I have an SVT Pro 4 on my bench with channel A gone. (10 shorted Mosfets!)
I managed to get them out using my iron, and a rat shack solder sucker without lifting any traces. But It's time to get up to par with my equipment. Maybe I will drop that much money for one. I'm sure it will save me from a lot of grief. Not to mention the obscenities that spew from my mouth as I strip wire to replace the pad that got lifted
|5/13/2004 11:38 PM|
SOme tips, Stan. I have a good desolder station, but sometimes I reach for the hand sucker. I have a no name metal sucker, cock it and push the button. It works. The red rubber bulbs are useless in my opinion.
When clearing solder it is sometimes better to add solder first - kinda like wetting a sponge makes it pick up better. The frresh solder helps get all the old solder melting by conducting heat better. Plus it fills the gaps.
SOmetimes when removing parts with legs like those FETs, it is easier, or at least more effective, to clip the legs off the body of the part and toss it. Then grip each leg with needle nose and heat the joint and pull out the leg and then suck the solder from the now leg-free hole.
Before I got my desolder station, I used to change out DIP ICs that way: clip off the legs, extract them, then clean the holes.
SOmetimes pads come up, but usually it is because we pull out the old part while it is not fully free of the solderwork. WHen the solder is not flowing frreely, we wind up keeping heat on the joint longer and the pad glue fails.
|5/18/2004 5:40 AM|
|5/19/2004 6:54 AM|
||one more tip...|
Thought I'd ad one more tip to Enzo's solder sucker tutorial ...
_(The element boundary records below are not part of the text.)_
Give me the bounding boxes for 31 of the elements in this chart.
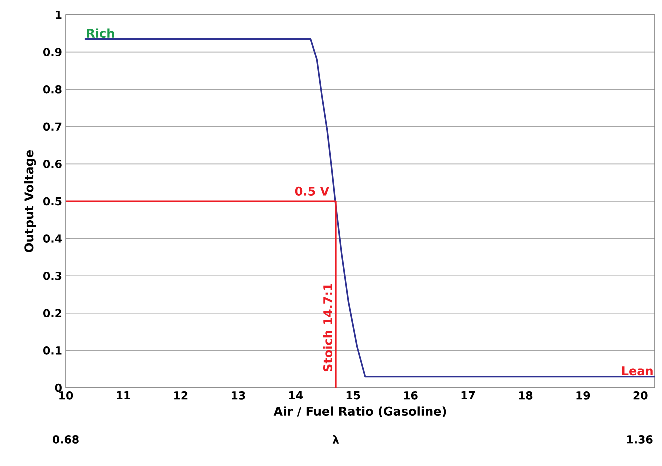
y-tick-label: 0 [55,384,62,392]
x2-tick-label: λ [332,436,340,444]
y-tick-label: 0.1 [44,346,62,355]
x-tick-label: 12 [174,392,188,400]
x-tick-label: 19 [576,392,590,400]
x-axis-title: Air / Fuel Ratio (Gasoline) [274,406,446,418]
y-tick-label: 0.7 [44,122,62,132]
x-tick-label: 18 [519,392,533,400]
ref-line-label: Stoich 14.7:1 [323,284,333,372]
x-tick-label: 20 [634,392,648,400]
x-tick-label: 16 [404,392,418,400]
x2-tick-label: 0.68 [52,436,79,444]
y-tick-label: 0.4 [44,234,62,243]
x-tick-label: 10 [60,392,74,400]
y-tick-label: 0.8 [44,85,62,94]
x-tick-label: 14 [289,392,304,400]
y-axis-title: Output Voltage [24,150,36,252]
x-tick-label: 11 [117,392,130,400]
y-tick-label: 0.6 [44,160,62,168]
x-tick-label: 13 [232,392,246,400]
y-tick-label: 0.5 [44,197,62,206]
y-tick-label: 0.2 [44,309,62,318]
x-tick-label: 15 [346,392,360,400]
x-tick-label: 17 [462,392,476,400]
ref-line-label: 0.5 V [295,186,330,196]
y-tick-label: 0.9 [44,48,62,56]
y-tick-label: 0.3 [44,272,62,280]
annotation: Rich [87,28,114,38]
annotation: Lean [622,366,653,376]
y-tick-label: 1 [56,10,62,20]
x2-tick-label: 1.36 [627,436,653,444]
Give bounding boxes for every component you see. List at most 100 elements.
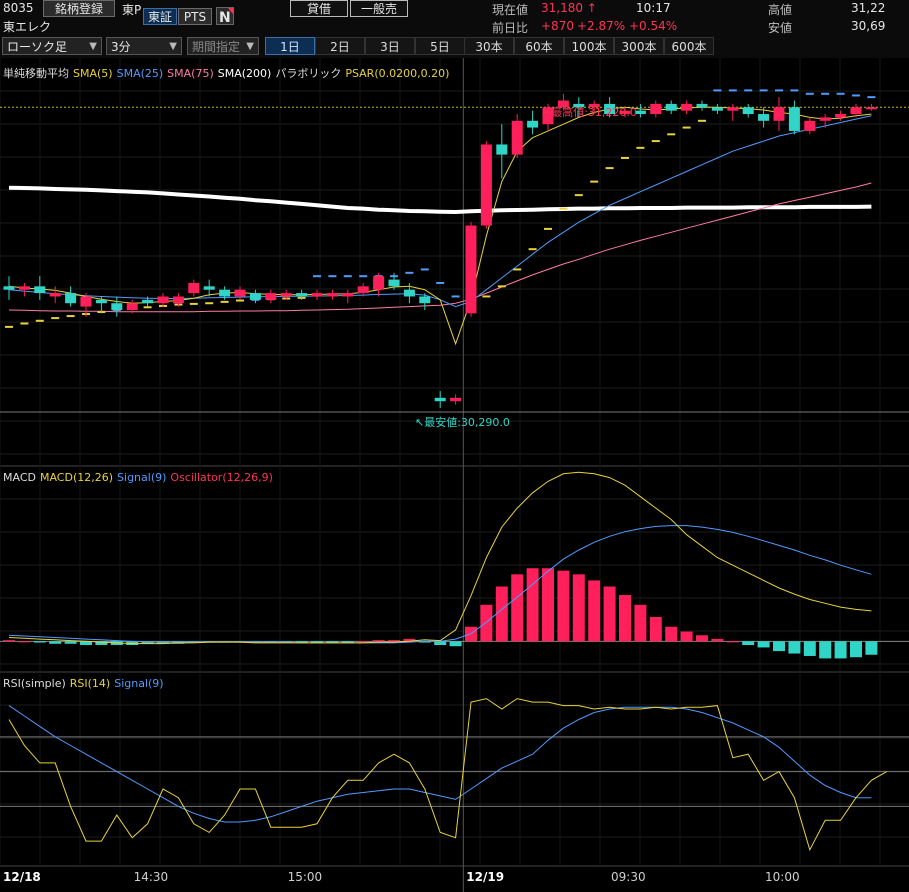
range-tab-3[interactable]: 5日 <box>415 37 465 55</box>
tab-exchange-tokyo[interactable]: 東証 <box>143 8 177 25</box>
candle-body <box>234 289 246 297</box>
macd-oscillator-bar <box>742 641 755 646</box>
candle-body <box>280 293 292 297</box>
sma200-line <box>8 185 872 215</box>
interval-select[interactable]: 3分 ▼ <box>106 37 182 55</box>
candle-body <box>296 293 308 297</box>
candle-body <box>65 293 77 304</box>
sma75-line <box>8 182 872 313</box>
range-tab-0[interactable]: 1日 <box>265 37 315 55</box>
macd-oscillator-bar <box>834 641 847 659</box>
legend-macd-1: MACD(12,26) <box>39 471 114 484</box>
macd-oscillator-bar <box>372 640 385 642</box>
range-tab-6[interactable]: 100本 <box>564 37 614 55</box>
legend-rsi-1: RSI(14) <box>69 677 111 690</box>
candle-body <box>835 114 847 118</box>
candle-body <box>142 299 154 304</box>
range-tab-5[interactable]: 60本 <box>514 37 564 55</box>
candle-body <box>419 296 431 304</box>
range-tab-1[interactable]: 2日 <box>315 37 365 55</box>
x-axis-label: 12/19 <box>466 870 505 884</box>
candle-body <box>788 107 800 131</box>
candle-body <box>557 100 569 108</box>
macd-line <box>8 471 872 645</box>
macd-oscillator-bar <box>388 640 400 642</box>
candle-body <box>480 144 492 226</box>
candle-body <box>311 293 323 297</box>
rsi-signal-line <box>8 705 872 823</box>
candle-body <box>773 107 785 121</box>
candle-body <box>434 397 446 402</box>
macd-oscillator-bar <box>526 568 539 642</box>
legend-main: 単純移動平均 SMA(5) SMA(25) SMA(75) SMA(200) パラボリック… <box>3 65 453 81</box>
candle-body <box>34 286 46 294</box>
candle-body <box>326 293 338 297</box>
candle-body <box>203 286 215 290</box>
candle-body <box>573 103 585 108</box>
x-axis-label: 12/18 <box>3 870 41 884</box>
candle-body <box>157 296 169 304</box>
macd-oscillator-bar <box>619 595 631 642</box>
macd-oscillator-bar <box>773 641 785 652</box>
candle-body <box>3 286 15 290</box>
x-axis-label: 10:00 <box>765 870 800 884</box>
svg-text:N: N <box>219 10 231 24</box>
chevron-down-icon: ▼ <box>169 41 177 52</box>
candle-body <box>819 117 831 121</box>
chart-type-select[interactable]: ローソク足 ▼ <box>2 37 102 55</box>
legend-main-2: SMA(25) <box>116 67 164 80</box>
candle-body <box>527 120 539 128</box>
candle-body <box>388 279 400 287</box>
legend-macd: MACD MACD(12,26) Signal(9) Oscillator(12,26… <box>3 471 277 484</box>
candle-body <box>496 144 508 155</box>
range-tab-4[interactable]: 30本 <box>464 37 514 55</box>
candle-body <box>711 107 723 111</box>
range-tab-8[interactable]: 600本 <box>664 37 714 55</box>
macd-oscillator-bar <box>803 641 816 656</box>
high-annotation: ⌐最高値:31,220.0 <box>542 104 637 120</box>
change-value: +870 <box>541 19 574 33</box>
candle-body <box>403 289 415 297</box>
x-axis-label: 09:30 <box>611 870 646 884</box>
macd-oscillator-bar <box>326 641 339 643</box>
legend-main-5: パラボリック <box>275 67 342 80</box>
candle-body <box>758 114 770 121</box>
candle-body <box>727 107 739 111</box>
macd-oscillator-bar <box>357 641 370 643</box>
low-value: 30,69 <box>851 19 886 33</box>
legend-rsi-2: Signal(9) <box>114 677 164 690</box>
rsi-line <box>8 698 888 852</box>
tab-exchange-pts[interactable]: PTS <box>178 8 212 25</box>
macd-oscillator-bar <box>80 641 92 646</box>
price-label: 現在値 <box>492 3 529 17</box>
register-button[interactable]: 銘柄登録 <box>43 0 115 17</box>
legend-rsi-0: RSI(simple) <box>3 677 66 690</box>
macd-oscillator-bar <box>434 641 447 646</box>
candle-body <box>588 103 600 108</box>
macd-oscillator-bar <box>49 641 62 644</box>
macd-oscillator-bar <box>33 641 46 643</box>
period-select[interactable]: 期間指定 ▼ <box>187 37 259 55</box>
macd-oscillator-bar <box>788 641 801 654</box>
period-value: 期間指定 <box>192 40 241 54</box>
range-tab-7[interactable]: 300本 <box>614 37 664 55</box>
candle-body <box>357 286 369 294</box>
lend-button[interactable]: 貸借 <box>290 0 348 17</box>
macd-oscillator-bar <box>341 641 354 643</box>
general-sell-button[interactable]: 一般売 <box>350 0 408 17</box>
macd-oscillator-bar <box>480 604 493 642</box>
macd-signal-line <box>8 525 872 644</box>
macd-oscillator-bar <box>757 641 770 648</box>
candle-body <box>865 107 877 110</box>
macd-oscillator-bar <box>711 638 724 642</box>
time-value: 10:17 <box>636 1 671 15</box>
range-tab-2[interactable]: 3日 <box>365 37 415 55</box>
macd-oscillator-bar <box>542 568 554 642</box>
candle-body <box>18 286 30 290</box>
macd-oscillator-bar <box>403 638 416 642</box>
candle-body <box>804 120 816 131</box>
x-axis-label: 14:30 <box>133 870 169 884</box>
news-icon[interactable]: N <box>216 7 234 25</box>
low-annotation: ↖最安値:30,290.0 <box>415 414 510 430</box>
low-annotation-text: 最安値:30,290.0 <box>424 416 510 429</box>
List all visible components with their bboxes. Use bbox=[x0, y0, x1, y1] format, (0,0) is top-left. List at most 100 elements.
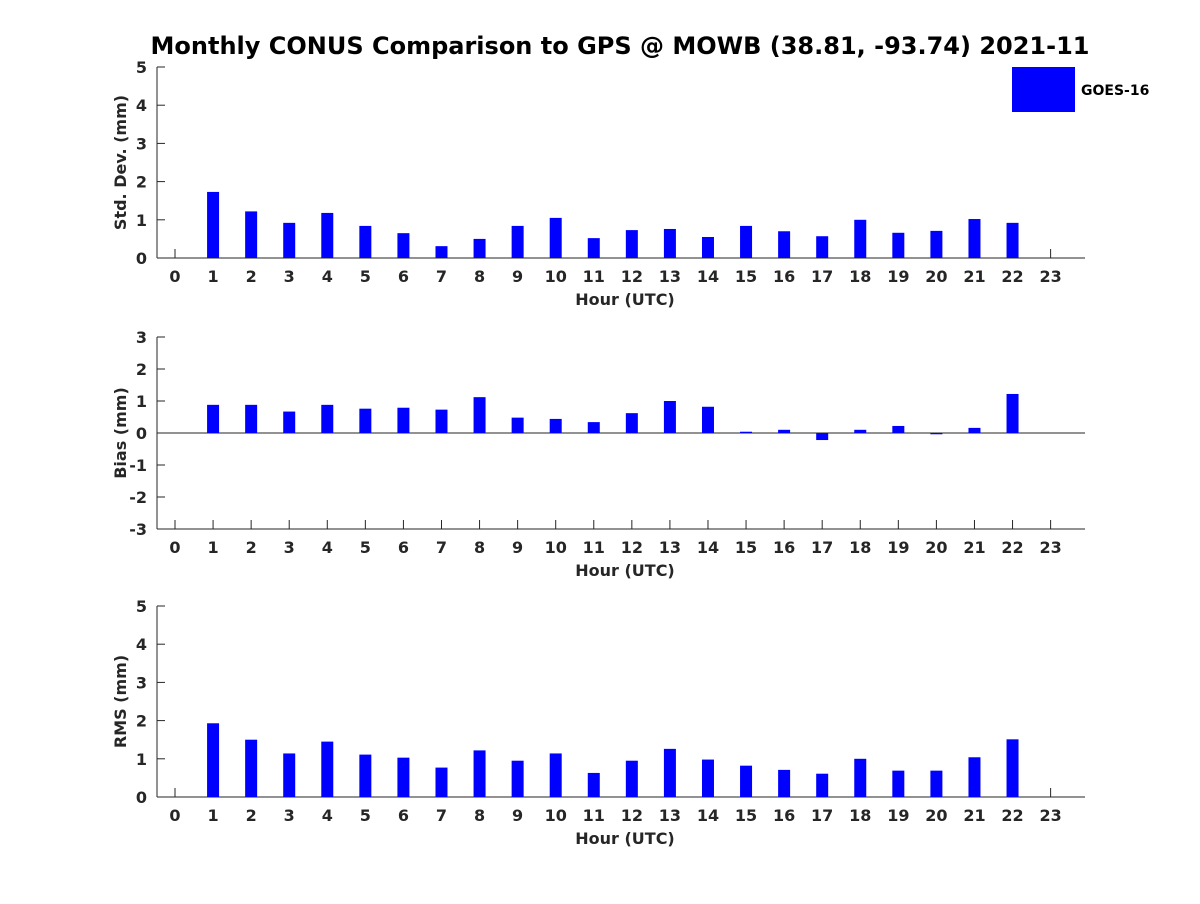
panel-1-bar-hour-3 bbox=[283, 222, 296, 258]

When using a solder braid, dowse it with some thinned out flux. The solder flows to the braid like water to a sponge.
|5/22/2004 6:50 PM|
The braid I use is (supposed to be) dipped in flux when made. The problem is when it gets old and dries out. Also when I clip it off I leave a bit of the solder at the end. This seems to get it going quicker.
I find it works great for things like cleaning off parts or traces etc. Also makes a nice flexi-jumper for broken traces etc. as you can get it in different widths.